In two hours flat

Sometimes speed is not the goal. Sometimes it’s downright dangerous. That’s why speed limits exist.

Trump is zooming.

President-elect Trump has set a modern record for staffing his government, with 12 Cabinet-level appointments in the 12 days since the election.

That’s five times faster than President Biden made the same number of picks for his administration — and four times faster than Trump’s pick for his first administration, according to calculations for Axios by David Marchick, dean of the Kogod School of Business at American University and an expert on presidential transitions.

And it’s confirmation that he’s a reckless brainless wrecking ball.

Trump either “has the best and most efficient transition ever,” Marchick said, or “is blowing up all norms and making picks on the fly without vetting, research or Senate consultations.”

And it could not be more obvious which explanation is the right one.

Comments

3 responses to “In two hours flat”

  1. Richard Avatar

    I don’t understand why US Presidents are so slow in making their appointments. Twelve picks in twelve days is a snail’s pace compared to the speed at which a British government is assembled – as I understand it the Congressional hearings come later. Incoming British Prime Ministers generally install their entire cabinet within a day or at most two.

  2. Mike Haubrich Avatar
    Mike Haubrich

    One of the main differences is that in the parliamentary system, the new prime ministers staff from a Shadow Cabinet and members of the Parliament. We don’t have that framework. New heads of departments are selected from a variety of sources, and while they are often politicians themselves they may also come from other sources such as private industry. So, ideally there is a staff during the campaign before election that works to solicit potential cabinent members before the electon, there is a period of two and a half months between the election of a new president and their inauguration rather then a next day transition following the election of a new Prime Minister.

  3. Sackbut Avatar

    I came across this column by Robert Tracinski at The Unpopulist.

    Although Americans were warned—including by this publication—that President-elect Donald Trump would staff his administration with loyalists, few expected the shock of his calamitous selections for top positions in his administration. The common theme is that he is constructing a kind of anti-government—not in the sense of being for smaller government, but in the sense of being government’s evil twin. Every appointee is selected as a deliberate negation, even a mockery, of the function of government he or she will be in charge of.
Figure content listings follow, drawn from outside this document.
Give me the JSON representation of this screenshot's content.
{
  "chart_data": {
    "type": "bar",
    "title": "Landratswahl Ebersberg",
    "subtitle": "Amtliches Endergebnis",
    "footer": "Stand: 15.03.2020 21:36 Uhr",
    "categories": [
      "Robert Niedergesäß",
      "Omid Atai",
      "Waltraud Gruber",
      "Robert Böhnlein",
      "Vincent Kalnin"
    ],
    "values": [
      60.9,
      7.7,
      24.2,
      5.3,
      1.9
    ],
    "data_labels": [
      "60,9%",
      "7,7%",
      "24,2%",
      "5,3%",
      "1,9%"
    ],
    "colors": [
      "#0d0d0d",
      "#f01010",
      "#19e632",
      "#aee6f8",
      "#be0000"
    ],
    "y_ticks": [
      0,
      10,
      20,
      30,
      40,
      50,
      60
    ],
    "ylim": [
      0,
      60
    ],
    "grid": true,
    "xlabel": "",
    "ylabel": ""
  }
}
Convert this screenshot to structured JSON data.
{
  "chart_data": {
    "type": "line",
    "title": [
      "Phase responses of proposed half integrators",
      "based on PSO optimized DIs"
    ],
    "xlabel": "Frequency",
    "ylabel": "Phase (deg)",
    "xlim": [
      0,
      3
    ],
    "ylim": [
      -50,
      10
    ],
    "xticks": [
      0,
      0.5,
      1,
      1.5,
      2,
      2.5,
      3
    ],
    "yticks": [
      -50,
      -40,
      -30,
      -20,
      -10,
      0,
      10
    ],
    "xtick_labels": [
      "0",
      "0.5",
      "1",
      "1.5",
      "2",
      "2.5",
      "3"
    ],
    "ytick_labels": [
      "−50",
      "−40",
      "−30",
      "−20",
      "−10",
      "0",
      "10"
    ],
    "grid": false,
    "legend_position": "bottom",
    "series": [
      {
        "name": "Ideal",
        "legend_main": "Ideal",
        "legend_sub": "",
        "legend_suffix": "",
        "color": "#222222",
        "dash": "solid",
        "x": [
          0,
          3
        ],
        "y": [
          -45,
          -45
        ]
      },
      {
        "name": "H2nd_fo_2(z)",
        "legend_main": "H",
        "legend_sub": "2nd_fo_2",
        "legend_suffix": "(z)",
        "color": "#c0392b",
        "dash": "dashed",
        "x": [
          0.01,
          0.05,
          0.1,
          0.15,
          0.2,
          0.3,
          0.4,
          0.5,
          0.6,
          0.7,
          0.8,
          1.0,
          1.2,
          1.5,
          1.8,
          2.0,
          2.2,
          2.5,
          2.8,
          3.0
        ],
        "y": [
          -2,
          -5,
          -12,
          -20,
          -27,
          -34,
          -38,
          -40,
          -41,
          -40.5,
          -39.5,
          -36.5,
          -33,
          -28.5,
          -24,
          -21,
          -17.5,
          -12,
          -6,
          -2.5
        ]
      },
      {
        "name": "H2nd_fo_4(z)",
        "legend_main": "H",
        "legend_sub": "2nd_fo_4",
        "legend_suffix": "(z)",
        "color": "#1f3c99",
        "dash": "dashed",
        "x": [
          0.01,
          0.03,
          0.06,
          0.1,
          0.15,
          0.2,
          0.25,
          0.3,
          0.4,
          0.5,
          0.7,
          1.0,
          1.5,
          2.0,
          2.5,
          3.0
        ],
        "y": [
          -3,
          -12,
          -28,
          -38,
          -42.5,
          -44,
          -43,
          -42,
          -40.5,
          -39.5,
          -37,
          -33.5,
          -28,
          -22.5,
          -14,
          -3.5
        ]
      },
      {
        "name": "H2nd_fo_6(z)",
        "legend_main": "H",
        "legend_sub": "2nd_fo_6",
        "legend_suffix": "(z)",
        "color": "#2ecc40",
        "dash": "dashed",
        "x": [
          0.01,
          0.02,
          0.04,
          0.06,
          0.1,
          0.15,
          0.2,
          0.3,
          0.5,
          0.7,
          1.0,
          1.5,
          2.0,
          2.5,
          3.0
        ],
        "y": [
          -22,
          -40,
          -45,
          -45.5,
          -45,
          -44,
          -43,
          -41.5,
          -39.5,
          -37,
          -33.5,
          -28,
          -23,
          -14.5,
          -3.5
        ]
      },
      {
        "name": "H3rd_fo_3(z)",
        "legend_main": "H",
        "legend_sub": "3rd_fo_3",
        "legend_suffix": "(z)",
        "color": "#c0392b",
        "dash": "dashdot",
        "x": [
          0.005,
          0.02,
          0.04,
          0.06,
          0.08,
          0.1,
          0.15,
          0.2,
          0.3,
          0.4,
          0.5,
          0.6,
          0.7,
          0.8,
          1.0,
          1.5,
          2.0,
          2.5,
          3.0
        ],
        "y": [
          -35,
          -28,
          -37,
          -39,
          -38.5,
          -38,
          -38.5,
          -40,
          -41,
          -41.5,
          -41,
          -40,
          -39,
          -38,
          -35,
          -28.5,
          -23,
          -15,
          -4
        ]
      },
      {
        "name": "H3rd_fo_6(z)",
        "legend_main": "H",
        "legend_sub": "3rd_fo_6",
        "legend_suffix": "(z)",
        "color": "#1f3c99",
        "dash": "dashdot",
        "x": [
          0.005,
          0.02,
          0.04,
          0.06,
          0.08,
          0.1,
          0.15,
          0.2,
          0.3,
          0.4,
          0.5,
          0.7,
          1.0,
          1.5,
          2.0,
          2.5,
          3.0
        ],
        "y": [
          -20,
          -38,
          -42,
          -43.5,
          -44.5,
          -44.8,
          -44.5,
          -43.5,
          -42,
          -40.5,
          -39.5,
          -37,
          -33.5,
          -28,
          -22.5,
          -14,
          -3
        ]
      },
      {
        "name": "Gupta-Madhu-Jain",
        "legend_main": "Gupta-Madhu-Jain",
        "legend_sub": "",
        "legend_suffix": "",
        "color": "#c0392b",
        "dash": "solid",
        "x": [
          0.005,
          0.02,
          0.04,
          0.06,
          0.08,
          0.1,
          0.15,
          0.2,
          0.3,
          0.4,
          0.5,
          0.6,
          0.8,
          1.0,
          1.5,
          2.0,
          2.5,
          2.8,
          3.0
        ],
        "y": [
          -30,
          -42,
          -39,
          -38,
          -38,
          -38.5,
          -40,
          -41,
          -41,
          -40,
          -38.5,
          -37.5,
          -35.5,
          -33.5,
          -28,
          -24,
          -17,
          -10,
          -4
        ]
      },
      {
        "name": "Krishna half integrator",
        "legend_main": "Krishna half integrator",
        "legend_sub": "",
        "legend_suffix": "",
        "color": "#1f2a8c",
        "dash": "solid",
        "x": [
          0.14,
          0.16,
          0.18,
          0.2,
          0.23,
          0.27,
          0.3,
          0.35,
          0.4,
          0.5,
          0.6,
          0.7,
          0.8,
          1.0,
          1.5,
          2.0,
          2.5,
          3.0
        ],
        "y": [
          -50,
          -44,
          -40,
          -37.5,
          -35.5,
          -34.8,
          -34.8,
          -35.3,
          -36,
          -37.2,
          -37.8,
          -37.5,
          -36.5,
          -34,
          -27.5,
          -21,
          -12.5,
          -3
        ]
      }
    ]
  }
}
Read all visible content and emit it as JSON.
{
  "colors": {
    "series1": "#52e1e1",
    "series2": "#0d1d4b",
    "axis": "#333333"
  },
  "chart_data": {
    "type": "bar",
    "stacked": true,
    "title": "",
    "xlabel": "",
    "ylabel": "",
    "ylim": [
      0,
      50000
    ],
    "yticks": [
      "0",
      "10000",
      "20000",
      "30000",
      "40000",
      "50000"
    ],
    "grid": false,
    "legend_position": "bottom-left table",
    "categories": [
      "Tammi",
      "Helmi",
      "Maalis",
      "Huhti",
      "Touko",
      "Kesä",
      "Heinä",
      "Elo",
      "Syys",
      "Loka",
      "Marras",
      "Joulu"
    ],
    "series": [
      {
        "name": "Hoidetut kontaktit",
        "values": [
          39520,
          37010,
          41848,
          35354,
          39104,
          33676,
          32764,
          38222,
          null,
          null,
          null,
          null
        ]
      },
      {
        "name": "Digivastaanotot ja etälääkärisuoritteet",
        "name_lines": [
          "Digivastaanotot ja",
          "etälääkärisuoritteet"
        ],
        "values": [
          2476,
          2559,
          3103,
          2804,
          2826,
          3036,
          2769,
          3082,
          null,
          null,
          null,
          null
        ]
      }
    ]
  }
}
    These individuals are not merely unqualified for their offices. They are disqualified. They are anti-qualified—the antithesis of what the offices call for.

    If Trump gets his way, we will have a defender of war criminals as Secretary of Defense, a Russian lackey as Director of National Intelligence, a criminal running the Department of Justice, and a crank promoter of quack remedies in charge of Health and Human Services.

    This is a negation of government, an act of nihilism directed at the central function of each of our government’s agencies.

    This sets the theme for Trump’s second administration, in which he is clearly setting out to break our whole constitutional order.

    Part of the point of choosing cabinet officers who are outrageously disqualified for their offices is to destroy the appointment system. The president is supposed to nominate the government’s top officers and then wait for their approval by the Senate. Trump is already trying to pressure the Republican Senate to declare a fake recess so he can appoint his officers without any approval process, precisely because he knows many Republican senators will balk at signing off on these nominees.

    This is an attempt to destroy both the independence of the legislative branch and the Advice and Consent Clause of the Constitution in one fell swoop.

    It is a mistake to think that authoritarian leaders want to strengthen government. To the contrary, they want to weaken government’s institutions. They want an unstructured government, one without rules and procedures, so as to leave fewer impediments to their whims. That is the point of Trump’s anti-government: to provide more scope for the exercise of arbitrary and capricious power.

    The whole thing is worth reading.